Before she realised his intent he bobbed his head up, and planted a quick kiss full on her lips.
“Gold...purest gold!” he chortled.
“You rotten hound!” she gasped, leaping back, and wiping at her lips with the back of her hand. “You only did all that to catch me.”
Honora Mabon and Bridget Earnshaw, in the background, doubled up with laughter. It was a long time since Bridget had laughed at anything, but with her baby continuing to cling to life day after day, her hopes were beginning to rise. David, being able to clown in spite of his injuries, was an encouragement to her.
/>
Jess had expected a trick, but not that one. She laughed as much as anybody. Samantha was bug-eyed.
“Does that mean I won’t see yellow at all?” she asked.
“You won’t see any line in the sea,” Honora told her. “There isn’t one there.” And she went on to explain what the joke was.
A week’s good sailing wind followed, and during it they crossed the next line, the Equator.
That was an excuse for more fun and games. King Neptune and his attendants came aboard, demanding tribute from all those who had never crossed the equator before. Every one of the passengers had to pay up, as also did a few of the crew.
King Neptune was enthroned on the fore hatch, with on one side a sail folded up to make a bath full of sea water, and on the other a barrel full of froth made from calf’s-foot jelly, soap, and whitewash. The king was really the boatswain wrapped in a table cloth, and wearing a beard made of old rope. His attendants were other members of the crew dressed in outlandish fashion, some pretending to be women with chests ridiculously padded, and faces garishly painted.

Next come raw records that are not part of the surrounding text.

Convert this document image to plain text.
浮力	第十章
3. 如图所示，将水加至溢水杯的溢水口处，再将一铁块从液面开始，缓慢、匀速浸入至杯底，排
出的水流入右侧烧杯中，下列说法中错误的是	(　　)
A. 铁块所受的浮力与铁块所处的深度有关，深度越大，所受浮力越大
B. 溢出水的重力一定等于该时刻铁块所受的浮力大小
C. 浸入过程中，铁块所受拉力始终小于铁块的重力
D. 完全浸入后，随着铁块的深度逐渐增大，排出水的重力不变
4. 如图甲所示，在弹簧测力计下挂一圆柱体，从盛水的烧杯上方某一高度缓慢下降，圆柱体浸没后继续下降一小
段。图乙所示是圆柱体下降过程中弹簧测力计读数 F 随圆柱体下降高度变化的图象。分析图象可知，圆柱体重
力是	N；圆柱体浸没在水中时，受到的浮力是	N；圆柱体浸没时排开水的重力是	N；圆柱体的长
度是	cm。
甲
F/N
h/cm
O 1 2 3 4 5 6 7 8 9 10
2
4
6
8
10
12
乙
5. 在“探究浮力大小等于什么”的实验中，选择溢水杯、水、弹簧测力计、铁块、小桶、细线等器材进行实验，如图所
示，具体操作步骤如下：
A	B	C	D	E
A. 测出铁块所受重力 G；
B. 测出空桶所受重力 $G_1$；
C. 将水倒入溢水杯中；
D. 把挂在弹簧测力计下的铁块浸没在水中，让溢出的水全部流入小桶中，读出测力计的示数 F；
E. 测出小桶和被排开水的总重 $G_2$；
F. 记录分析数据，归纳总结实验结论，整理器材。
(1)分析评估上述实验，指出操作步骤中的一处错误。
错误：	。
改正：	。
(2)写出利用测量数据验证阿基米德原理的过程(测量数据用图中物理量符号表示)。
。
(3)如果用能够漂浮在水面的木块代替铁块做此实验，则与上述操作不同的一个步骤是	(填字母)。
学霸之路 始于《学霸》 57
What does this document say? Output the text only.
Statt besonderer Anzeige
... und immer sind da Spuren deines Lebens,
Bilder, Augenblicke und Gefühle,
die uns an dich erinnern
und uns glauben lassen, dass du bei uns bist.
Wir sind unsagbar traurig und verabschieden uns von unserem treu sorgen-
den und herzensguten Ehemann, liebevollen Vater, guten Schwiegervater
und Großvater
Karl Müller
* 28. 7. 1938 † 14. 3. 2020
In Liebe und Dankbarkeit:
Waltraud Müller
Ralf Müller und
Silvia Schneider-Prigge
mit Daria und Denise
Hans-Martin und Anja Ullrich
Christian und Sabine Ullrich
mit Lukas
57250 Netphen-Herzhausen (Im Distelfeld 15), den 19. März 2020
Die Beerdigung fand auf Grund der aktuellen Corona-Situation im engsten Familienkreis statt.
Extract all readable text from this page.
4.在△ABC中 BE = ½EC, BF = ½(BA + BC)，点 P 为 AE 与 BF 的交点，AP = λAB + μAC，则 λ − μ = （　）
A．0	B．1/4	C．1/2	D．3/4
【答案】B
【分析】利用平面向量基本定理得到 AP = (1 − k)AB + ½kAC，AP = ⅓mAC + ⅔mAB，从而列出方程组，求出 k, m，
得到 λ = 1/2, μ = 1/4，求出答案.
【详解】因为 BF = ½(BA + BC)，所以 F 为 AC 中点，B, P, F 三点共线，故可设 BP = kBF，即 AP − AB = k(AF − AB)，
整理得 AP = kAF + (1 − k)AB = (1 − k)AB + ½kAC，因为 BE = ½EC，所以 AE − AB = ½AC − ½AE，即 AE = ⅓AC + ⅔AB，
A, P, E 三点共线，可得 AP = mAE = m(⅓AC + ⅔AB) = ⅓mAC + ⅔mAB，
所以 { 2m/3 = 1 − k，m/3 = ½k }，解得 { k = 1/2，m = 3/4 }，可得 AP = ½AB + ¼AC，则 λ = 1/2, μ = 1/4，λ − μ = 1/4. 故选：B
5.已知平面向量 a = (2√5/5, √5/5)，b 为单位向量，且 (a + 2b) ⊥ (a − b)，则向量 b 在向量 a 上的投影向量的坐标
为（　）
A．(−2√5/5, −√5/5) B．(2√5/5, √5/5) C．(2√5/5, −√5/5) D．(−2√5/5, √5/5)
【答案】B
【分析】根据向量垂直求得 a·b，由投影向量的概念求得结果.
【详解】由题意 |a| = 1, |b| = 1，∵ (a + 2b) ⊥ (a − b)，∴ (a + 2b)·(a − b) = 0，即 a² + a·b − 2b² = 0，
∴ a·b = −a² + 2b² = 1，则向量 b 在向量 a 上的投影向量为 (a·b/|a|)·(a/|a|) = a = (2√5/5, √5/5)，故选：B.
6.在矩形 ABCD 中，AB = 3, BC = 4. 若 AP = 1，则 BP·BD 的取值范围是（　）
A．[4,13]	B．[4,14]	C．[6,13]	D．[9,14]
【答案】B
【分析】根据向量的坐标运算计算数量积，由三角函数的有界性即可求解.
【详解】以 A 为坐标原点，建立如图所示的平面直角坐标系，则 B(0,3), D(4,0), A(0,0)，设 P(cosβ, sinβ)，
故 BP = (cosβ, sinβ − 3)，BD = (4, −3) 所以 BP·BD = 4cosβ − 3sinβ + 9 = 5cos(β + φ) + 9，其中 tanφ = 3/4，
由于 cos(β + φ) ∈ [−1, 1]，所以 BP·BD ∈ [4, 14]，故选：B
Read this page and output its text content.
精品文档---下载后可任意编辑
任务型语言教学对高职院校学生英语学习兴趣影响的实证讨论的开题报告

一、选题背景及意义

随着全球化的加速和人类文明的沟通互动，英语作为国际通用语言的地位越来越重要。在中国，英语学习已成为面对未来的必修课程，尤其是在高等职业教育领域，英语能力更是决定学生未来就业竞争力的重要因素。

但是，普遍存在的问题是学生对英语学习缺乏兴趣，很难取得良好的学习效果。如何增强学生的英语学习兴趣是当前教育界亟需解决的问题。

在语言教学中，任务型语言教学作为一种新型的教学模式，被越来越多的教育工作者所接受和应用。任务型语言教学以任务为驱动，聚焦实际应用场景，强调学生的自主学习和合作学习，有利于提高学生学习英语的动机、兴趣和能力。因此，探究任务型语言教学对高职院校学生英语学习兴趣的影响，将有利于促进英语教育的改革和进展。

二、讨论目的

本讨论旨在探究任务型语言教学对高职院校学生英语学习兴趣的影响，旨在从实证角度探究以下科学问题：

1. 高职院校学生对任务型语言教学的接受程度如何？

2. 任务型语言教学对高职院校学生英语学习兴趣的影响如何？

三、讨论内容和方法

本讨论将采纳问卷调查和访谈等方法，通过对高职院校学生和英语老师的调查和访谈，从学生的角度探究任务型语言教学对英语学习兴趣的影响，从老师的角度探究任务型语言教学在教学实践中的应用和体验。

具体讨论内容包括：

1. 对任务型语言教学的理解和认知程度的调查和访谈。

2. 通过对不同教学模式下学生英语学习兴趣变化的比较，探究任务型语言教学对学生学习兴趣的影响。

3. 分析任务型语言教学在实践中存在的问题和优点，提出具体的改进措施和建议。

Each tribute payer had to approach King Neptune with perhaps a sweet, or a biscuit, or in some cases a pennyworth of rum to be tipped into an enamel jug. If King Neptune found fault with the appearance of any of his subjects, his attendants were to required to rectify matters immediately.
Gil , one of the first to go forward, paid tribute with a stick of candy, but the king pretended to find fault with his shaving.